Ceará

Tribunal de Justiça do Ceará desmembra processo da Chacina das Cajazeiras

Desembargador Mário Parente Teófilo Neto aceitou o pedido da defesa do réu Deijair de Souza Silva, conhecido como "De Deus" e apontado como um dos mandantes da matança, para que, a partir de agora, ele responda individualmente pelos supostos crimes cometidos no Forró do Gago
O desembargador Mário Parente Teófilo Neto, do Tribunal de Justiça do Ceará (TJCE), autorizou o desmembramento do processo que apura a responsabilização de autores e mandantes da Chacina das Cajazeiras, ocorrida em 27 de janeiro do ano passado na casa de shows "Forró do Gago".
A decisão foi dada em caráter liminar e favorece o réu Deijair de Souza Silva, conhecido como "De Deus" e apontado pela Polícia Civil como um dos mandantes das mortes nas Cajazeiras. Ele foi transferido para um presídio federal no fim de outubro de 2018.
O magistrado do TJCE aceitou a argumentação da advogada Paloma Gurgel de Oliveira Cerqueira, que defende Deijair de Souza, "por se tratar de processo complexo com elevado número de réus". De acordo com Mário Parente, a decisão visa a "imprimir maior celeridade no processamento da ação penal de origem e consequente julgamento do feito".
A advogada havia ressaltado que o processo já foi instaurado há mais de um ano e "a complexidade do caso vem atrasando, e muito, o "andamento regular do feito". No pedido, a criminalista pontuou que alguns dos réus não estão sendo encontrados e outros ainda não conseguiram constituir defesa.
Recurso
O pedido da defesa de Deijair foi parar no Tribunal de Justiça após ser negado pelo juiz da 2ª Vara do Júri da Comarca de Fortaleza, José Ronald Cavalcante Soares Júnior. Na ocasião, ele seguiu parecer do Ministério Público do Estado do Ceará (MPCE), o qual indicou pelo não desmembramento do processo.
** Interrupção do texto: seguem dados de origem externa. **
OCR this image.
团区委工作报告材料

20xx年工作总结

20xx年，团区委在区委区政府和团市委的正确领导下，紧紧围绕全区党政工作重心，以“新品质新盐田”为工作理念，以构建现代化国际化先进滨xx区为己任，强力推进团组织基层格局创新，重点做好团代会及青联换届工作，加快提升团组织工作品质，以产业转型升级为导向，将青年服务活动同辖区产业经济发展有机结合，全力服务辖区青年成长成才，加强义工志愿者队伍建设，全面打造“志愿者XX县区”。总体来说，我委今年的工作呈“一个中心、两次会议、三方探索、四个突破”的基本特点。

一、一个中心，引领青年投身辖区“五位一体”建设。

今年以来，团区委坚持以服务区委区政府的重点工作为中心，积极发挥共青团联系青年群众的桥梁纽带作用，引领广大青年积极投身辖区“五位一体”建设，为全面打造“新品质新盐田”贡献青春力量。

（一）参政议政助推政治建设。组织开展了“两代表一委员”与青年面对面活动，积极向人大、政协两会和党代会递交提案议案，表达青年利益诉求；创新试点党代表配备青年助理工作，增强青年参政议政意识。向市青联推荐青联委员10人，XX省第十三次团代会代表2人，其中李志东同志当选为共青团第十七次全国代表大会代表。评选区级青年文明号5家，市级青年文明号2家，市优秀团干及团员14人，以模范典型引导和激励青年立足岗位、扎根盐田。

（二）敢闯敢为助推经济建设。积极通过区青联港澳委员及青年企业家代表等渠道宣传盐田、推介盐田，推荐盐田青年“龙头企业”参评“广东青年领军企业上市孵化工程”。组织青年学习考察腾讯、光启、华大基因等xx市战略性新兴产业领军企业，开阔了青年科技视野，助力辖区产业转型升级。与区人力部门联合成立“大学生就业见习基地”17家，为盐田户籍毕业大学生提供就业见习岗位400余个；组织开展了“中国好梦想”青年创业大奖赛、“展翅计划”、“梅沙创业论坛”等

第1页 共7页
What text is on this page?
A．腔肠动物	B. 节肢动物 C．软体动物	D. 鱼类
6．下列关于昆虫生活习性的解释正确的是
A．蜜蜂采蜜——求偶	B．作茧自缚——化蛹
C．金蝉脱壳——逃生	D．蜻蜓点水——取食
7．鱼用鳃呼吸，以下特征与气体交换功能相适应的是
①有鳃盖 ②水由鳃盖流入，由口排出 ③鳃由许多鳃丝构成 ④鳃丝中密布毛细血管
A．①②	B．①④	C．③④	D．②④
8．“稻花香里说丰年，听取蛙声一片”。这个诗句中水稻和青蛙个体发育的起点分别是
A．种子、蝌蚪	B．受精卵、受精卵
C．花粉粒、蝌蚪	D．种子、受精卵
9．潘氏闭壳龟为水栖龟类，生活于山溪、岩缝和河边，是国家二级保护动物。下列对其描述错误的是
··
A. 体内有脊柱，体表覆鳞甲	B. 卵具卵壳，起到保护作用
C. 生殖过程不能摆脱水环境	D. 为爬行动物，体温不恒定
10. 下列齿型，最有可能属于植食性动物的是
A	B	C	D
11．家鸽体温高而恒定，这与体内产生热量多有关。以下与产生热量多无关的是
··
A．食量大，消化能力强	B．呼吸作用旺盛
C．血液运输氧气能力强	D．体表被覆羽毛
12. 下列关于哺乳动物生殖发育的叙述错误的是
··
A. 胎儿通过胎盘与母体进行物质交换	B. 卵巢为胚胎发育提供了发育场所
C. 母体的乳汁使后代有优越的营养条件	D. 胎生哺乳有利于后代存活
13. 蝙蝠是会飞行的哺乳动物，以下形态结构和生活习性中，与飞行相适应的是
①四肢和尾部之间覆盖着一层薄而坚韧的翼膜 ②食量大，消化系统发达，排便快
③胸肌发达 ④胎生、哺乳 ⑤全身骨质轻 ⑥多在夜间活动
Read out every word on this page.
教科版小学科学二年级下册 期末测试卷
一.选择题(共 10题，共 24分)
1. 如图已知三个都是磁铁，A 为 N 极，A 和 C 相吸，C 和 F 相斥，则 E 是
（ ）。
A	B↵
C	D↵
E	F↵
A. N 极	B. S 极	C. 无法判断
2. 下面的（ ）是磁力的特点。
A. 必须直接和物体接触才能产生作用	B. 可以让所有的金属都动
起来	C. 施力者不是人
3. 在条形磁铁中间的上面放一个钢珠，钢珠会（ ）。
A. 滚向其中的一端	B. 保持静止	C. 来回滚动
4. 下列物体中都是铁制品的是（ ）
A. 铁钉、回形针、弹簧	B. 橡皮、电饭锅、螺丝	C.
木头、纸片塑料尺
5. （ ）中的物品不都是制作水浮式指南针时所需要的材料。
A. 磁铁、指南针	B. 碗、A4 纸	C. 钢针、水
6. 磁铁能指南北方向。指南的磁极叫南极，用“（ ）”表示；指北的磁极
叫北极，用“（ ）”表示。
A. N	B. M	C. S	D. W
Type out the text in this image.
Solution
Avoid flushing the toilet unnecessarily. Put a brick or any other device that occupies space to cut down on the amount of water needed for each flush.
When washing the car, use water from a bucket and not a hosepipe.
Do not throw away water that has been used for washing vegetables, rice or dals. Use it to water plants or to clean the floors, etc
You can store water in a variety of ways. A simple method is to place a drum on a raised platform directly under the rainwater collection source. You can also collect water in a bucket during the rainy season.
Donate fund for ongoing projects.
Na petição ao TJCE, a advogada ainda requereu a soltura de Deijair tendo como base o tempo do processo que ainda não chegou ao período de conclusão. Contudo, o desembargador Mário Parente não atendeu a esse pedido e manteve o réu preso.
Em nota, o Tribunal afirmou que "cabe ao Juízo de 1º Grau proceder o desmembramento do processo, conforme o artigo 80, do Código de Processo Penal, visando a imprimir maior celeridade no processamento da ação penal de origem e consequentemente o julgamento do feito".
A defesa do réu também se pronunciou por nota. A advogada Paloma Cerqueira reafirmou a inocência do seu cliente e disse que está correndo contra a demora processual. "Eu, sua advogada, estive na data de hoje (ontem) com ele. Está muito feliz com essa decisão - muito confiante que será inocentado - tem a consciência tranquila porque não cometeu nenhum dos crimes que lhe foram imputados", escreveu Paloma.
"Novamente o judiciário está atrasado em apurar a chacina - mais de ano e não recebeu as defesas prévias nem marcou nenhuma audiência. Está em atraso, sem resposta à sociedade", criticou a advogada. Em resposta, o TJCE destacou a complexidade do volume de documentos (mais de 2,5 mil folhas); a multiplicidade de 15 réus e 14 vítimas; e o fato de haver presos em locais diferentes, inclusive em outros estados, o que demanda procedimentos específicos.
O caso
Conforme as investigações da Polícia Civil, a ação arquitetada pela facção criminosa Guardiões do Estado (GDE) deixou 14 mortos no bairro Cajazeiras e outros 15 feridos. As apurações apontam que a chacina foi pensada tendo como pano de fundo a disputa por territórios para o gerenciamento do tráfico de drogas na Capital.
Segundo a Polícia Civil, o bairro é dominado pelo grupo criminoso rival à GDE, o Comando Vermelho (CV); e a matança seria uma prova da força da facção cearense frente aos inimigos da região. Mais de um ano e sete meses depois, nenhum dos 15 réus, cujas responsabilidades pela chacina são avaliadas, foi julgado pela Justiça cearense.